S3 Uploads

Document uploads use presigned URLs for direct browser-to-S3 transfers, bypassing API Gateway and Lambda payload limits.

Upload Flow

  1. The frontend calls POST /intake/presigned-url with the filename.
  2. The getPresignedUrl Lambda generates a presigned PUT URL for S3 and returns it along with the S3 key and submission ID.
  3. The browser uploads the .docx file directly to S3 using the presigned URL.
  4. After upload completes, the frontend submits the intake form with the S3 key.
  5. During async processing, the documentAnalyzer Lambda downloads the file from S3 using the same S3 key.

Why Presigned URLs?

API Gateway has a 10 MB request payload limit. Lambda synchronous invocations have a 6 MB payload limit. Dissertation documents can be up to 50 MB. Presigned URLs bypass both limits by having the browser upload directly to S3.

Bucket Configuration

Setting Value
Bucket name dissertation-editor-uploads-dev
Region us-east-1
Accepted file types .docx only
Maximum file size 50 MB
Presigned URL expiry 5 minutes

Object Key Structure

Files are stored with the following key pattern:

uploads/{submissionId}/{originalFileName}.docx

Example: uploads/abc123/my-dissertation.docx

CORS Configuration

The S3 bucket has a CORS policy that allows the frontend to upload files directly from the browser:

[
  {
    "AllowedHeaders": ["*"],
    "AllowedMethods": ["PUT"],
    "AllowedOrigins": [
      "http://localhost:3000",
      "https://*.amplifyapp.com",
      "https://dissertation-editor.com"
    ],
    "ExposeHeaders": ["ETag"],
    "MaxAgeSeconds": 3600
  }
]

If you add a new frontend domain, update the CORS configuration to include it.
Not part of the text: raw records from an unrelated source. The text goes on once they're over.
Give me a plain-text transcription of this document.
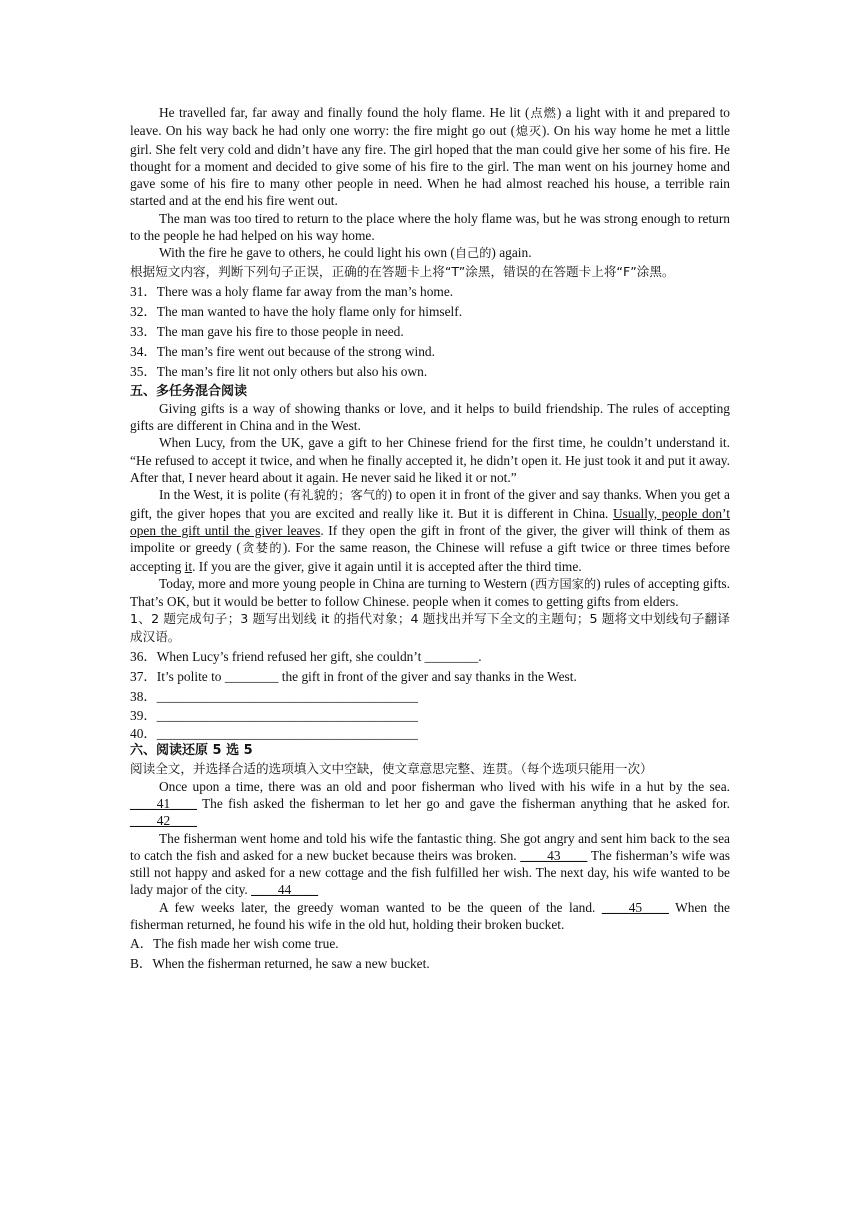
He travelled far, far away and finally found the holy flame. He lit (点燃) a light with it and prepared to leave. On his way back he had only one worry: the fire might go out (熄灭). On his way home he met a little girl. She felt very cold and didn’t have any fire. The girl hoped that the man could give her some of his fire. He thought for a moment and decided to give some of his fire to the girl. The man went on his journey home and gave some of his fire to many other people in need. When he had almost reached his house, a terrible rain started and at the end his fire went out.

The man was too tired to return to the place where the holy flame was, but he was strong enough to return to the people he had helped on his way home.

With the fire he gave to others, he could light his own (自己的) again.

根据短文内容，判断下列句子正误，正确的在答题卡上将“T”涂黑，错误的在答题卡上将“F”涂黑。

31．There was a holy flame far away from the man’s home.

32．The man wanted to have the holy flame only for himself.

33．The man gave his fire to those people in need.

34．The man’s fire went out because of the strong wind.

35．The man’s fire lit not only others but also his own.

五、多任务混合阅读

Giving gifts is a way of showing thanks or love, and it helps to build friendship. The rules of accepting gifts are different in China and in the West.

When Lucy, from the UK, gave a gift to her Chinese friend for the first time, he couldn’t understand it. “He refused to accept it twice, and when he finally accepted it, he didn’t open it. He just took it and put it away. After that, I never heard about it again. He never said he liked it or not.”

In the West, it is polite (有礼貌的；客气的) to open it in front of the giver and say thanks. When you get a gift, the giver hopes that you are excited and really like it. But it is different in China. Usually, people don’t open the gift until the giver leaves. If they open the gift in front of the giver, the giver will think of them as impolite or greedy (贪婪的). For the same reason, the Chinese will refuse a gift twice or three times before accepting it. If you are the giver, give it again until it is accepted after the third time.

Today, more and more young people in China are turning to Western (西方国家的) rules of accepting gifts. That’s OK, but it would be better to follow Chinese. people when it comes to getting gifts from elders.

1、2 题完成句子；3 题写出划线 it 的指代对象；4 题找出并写下全文的主题句；5 题将文中划线句子翻译成汉语。

36．When Lucy’s friend refused her gift, she couldn’t ________.

37．It’s polite to ________ the gift in front of the giver and say thanks in the West.

38．_______________________________________

39．_______________________________________

40．_______________________________________

六、阅读还原 5 选 5

阅读全文，并选择合适的选项填入文中空缺，使文章意思完整、连贯。（每个选项只能用一次）

Once upon a time, there was an old and poor fisherman who lived with his wife in a hut by the sea. ____41____ The fish asked the fisherman to let her go and gave the fisherman anything that he asked for. ____42____

The fisherman went home and told his wife the fantastic thing. She got angry and sent him back to the sea to catch the fish and asked for a new bucket because theirs was broken. ____43____ The fisherman’s wife was still not happy and asked for a new cottage and the fish fulfilled her wish. The next day, his wife wanted to be lady major of the city. ____44____

A few weeks later, the greedy woman wanted to be the queen of the land. ____45____ When the fisherman returned, he found his wife in the old hut, holding their broken bucket.

A．The fish made her wish come true.

B．When the fisherman returned, he saw a new bucket.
CORS errors are the most common issue during development -- see Troubleshooting.

Lifecycle Policy

The bucket has a lifecycle policy to manage storage costs:

Rule Timing Action
Transition to Glacier 90 days after upload Moves objects to Glacier Flexible Retrieval for cheaper storage
Expiration 365 days after upload Permanently deletes objects

This means uploaded documents are available for immediate access for 90 days, archived in Glacier for the next 275 days, and automatically deleted after 1 year.

Retrieving Archived Files

If you need to access a file that has been transitioned to Glacier (after 90 days):

# Initiate a restore request (takes 3-5 hours for Standard retrieval)
aws s3api restore-object \
  --bucket dissertation-editor-uploads-dev \
  --key uploads/abc123/my-dissertation.docx \
  --restore-request '{"Days":7,"GlacierJobParameters":{"Tier":"Standard"}}' \
  --profile dissertation-editor

File Validation

The getPresignedUrl function validates that the filename ends in .docx before generating the presigned URL. No other file types are accepted.

The presigned URL also includes a Content-Type condition requiring application/vnd.openxmlformats-officedocument.wordprocessingml.document, which provides a second layer of file type validation at the S3 level.

File size is enforced via a Content-Length condition on the presigned URL, capping uploads at 50 MB.

Security

  • Presigned URLs are time-limited (5 minutes) and scoped to a specific S3 key.
  • The S3 bucket is not publicly accessible. Only presigned URLs and IAM-authenticated SDK calls can access objects.
  • Objects are encrypted at rest using S3-managed encryption (SSE-S3).
  • The bucket policy blocks non-HTTPS access.